Гвилум с почтением убрал чашу, и вновь взялся за полотенце и стал протирать посуду.
– А ведь люди не меняются, сколько веков бы ни отмерили часы Вечности… Меня не было, но они же совсем не изменились? Как думаешь, мудрая птица?
– Вы правы, не изменились. У них так много всего полезного появилось в последнее время, шум паровозов добрался и сюда, слышите? Даже сквозь вьюгу доносится. Но они так же, как и раньше, падки на разное добро.
Странник подошёл к окну, всматриваясь во тьму:
– Век девятнадцатый, каков ты? – герцог помолчал. – Я должен всё обойти и внимательно осмотреть сам. Вот, уже знобит, – он сбросил кафтан, ворон подбежал и ловко принял его крыльями и клювом. – Ты должен помочь мне в одном деле, Гвилум. С нами мальчик – на всё мастер, многорукий наш половой. Ты – верный слуга, но мне нужен ещё и ездовой… как всегда, с вороным конём. Всё, как и раньше.

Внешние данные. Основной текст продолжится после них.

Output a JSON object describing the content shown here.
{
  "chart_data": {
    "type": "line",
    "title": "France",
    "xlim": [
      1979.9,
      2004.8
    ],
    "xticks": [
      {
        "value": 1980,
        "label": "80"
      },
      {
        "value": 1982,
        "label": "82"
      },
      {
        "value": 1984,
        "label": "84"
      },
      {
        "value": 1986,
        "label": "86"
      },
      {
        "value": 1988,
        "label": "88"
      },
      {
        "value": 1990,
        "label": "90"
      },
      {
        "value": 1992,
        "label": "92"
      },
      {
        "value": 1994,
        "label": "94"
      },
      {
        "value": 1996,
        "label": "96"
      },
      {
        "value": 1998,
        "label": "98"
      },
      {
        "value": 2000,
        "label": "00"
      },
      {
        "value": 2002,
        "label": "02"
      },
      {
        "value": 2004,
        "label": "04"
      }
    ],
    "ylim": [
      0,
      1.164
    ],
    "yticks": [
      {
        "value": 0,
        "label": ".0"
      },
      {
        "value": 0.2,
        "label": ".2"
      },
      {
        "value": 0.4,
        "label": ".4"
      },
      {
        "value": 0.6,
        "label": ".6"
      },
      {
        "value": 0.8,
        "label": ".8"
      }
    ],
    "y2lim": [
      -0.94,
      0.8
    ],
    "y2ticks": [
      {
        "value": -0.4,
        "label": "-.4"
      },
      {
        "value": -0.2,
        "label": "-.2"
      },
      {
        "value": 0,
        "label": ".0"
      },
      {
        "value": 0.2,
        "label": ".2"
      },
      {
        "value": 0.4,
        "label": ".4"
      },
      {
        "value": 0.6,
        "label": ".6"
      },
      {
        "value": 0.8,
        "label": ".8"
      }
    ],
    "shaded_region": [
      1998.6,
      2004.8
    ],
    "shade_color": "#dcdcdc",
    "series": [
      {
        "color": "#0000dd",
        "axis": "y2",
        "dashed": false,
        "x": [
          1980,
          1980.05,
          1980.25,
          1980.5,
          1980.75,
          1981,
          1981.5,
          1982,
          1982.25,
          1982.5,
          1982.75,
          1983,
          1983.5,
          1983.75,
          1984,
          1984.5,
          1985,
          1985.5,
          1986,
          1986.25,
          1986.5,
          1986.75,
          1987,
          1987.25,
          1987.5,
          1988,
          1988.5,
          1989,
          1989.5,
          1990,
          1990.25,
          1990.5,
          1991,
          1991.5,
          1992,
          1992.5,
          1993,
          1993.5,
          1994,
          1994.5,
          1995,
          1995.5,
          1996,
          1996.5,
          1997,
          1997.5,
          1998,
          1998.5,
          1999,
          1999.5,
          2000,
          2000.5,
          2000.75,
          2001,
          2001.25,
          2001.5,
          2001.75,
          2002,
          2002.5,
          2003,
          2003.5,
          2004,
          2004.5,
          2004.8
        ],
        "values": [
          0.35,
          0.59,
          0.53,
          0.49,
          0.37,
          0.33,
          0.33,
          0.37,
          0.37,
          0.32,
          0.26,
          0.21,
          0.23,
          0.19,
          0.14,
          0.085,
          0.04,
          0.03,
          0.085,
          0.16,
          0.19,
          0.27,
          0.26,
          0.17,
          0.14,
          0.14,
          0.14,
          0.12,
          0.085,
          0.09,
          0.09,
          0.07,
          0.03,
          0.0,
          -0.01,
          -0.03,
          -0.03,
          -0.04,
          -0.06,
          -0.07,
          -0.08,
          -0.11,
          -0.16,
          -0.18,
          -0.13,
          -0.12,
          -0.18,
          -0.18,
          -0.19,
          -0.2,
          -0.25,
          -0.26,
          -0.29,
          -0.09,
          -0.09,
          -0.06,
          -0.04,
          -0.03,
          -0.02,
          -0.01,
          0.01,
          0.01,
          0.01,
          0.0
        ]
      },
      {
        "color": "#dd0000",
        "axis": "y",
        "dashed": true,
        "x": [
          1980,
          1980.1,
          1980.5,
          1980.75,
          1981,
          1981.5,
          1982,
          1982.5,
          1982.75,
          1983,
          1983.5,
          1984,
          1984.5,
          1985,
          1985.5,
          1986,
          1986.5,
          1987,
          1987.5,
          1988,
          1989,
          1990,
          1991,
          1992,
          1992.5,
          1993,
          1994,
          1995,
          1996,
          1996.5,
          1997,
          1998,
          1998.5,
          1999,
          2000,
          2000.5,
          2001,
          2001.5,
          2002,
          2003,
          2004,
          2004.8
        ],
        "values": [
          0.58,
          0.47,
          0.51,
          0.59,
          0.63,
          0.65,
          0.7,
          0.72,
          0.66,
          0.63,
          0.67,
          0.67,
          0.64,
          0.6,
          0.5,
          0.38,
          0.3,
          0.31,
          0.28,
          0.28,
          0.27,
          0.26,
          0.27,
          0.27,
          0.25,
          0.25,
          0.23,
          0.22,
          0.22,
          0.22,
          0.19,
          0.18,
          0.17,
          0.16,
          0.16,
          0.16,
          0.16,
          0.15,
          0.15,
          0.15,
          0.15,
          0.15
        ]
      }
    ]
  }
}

Гвинум покорно склонил голову:
– Что-то подсказывает, мессир, что тот сам найдёт нас. Я даже чувствую, кто он. Доверьтесь моему проверенному птичьему нюху.
– Не будем торопить события. Спешка не приводит к добру, а мы ведь на его стороне. Я пойду отдыхать, не беспокой меня, пока я сам не спущусь. Не смущайся и не тревожь, даже если я буду неспокоен, осина поломает меня, но так я верну всю мою силу.
Луна поднялась, налилась безжизненным бледным кругом над покатой крышей трактира. Домовой подхватил мохнатыми лапками своих кошек-помощниц, укрыл их от мороза косматой бородой, и, не оглядываясь, засеменил лаптями по снегу в сторону тёмного леса. Кошки жалобно мяукали, прижавшись к нему. Совы, вцепившись когтями в смолистые ветви, провожали его горящими глазами, радостно ухая от его возгласов и проклятий.
Округа замерла, высокие сосны спали, держа на зелёных лапах огромные снеговые шапки. Волки, сбившись в стаю, хрипели, косились недобро на бредущего мимо домового. Они дрожали от холода, но не смели поднять голову и завыть, – пустые желудки сворачивалось в морщинистые комки от жгучего нутряного понимания, что этой ночью в мир пришёл их хозяин. Звери знали, что он уже уснул после долгого пути, и не смели потревожить даже шорохом. И потому лишь скулили, острые зубы стучали, и бурые пасти выдыхали пар.
В ближайшем от леса селе Серебряные Ключи поджали хвосты их трусливые собратья – собаки, боясь высунуться из конуры. И лишь в небольшом привокзальном городке Лихоозёрске в трёх верстах на запад ничего не слышали и не знали – станционный смотритель в тёмно-синей форме из сукна, зевая, стучал в небольшой колокол, встречая задержавшийся из-за снегопадов и прибывший в столь поздний час курьерский состав.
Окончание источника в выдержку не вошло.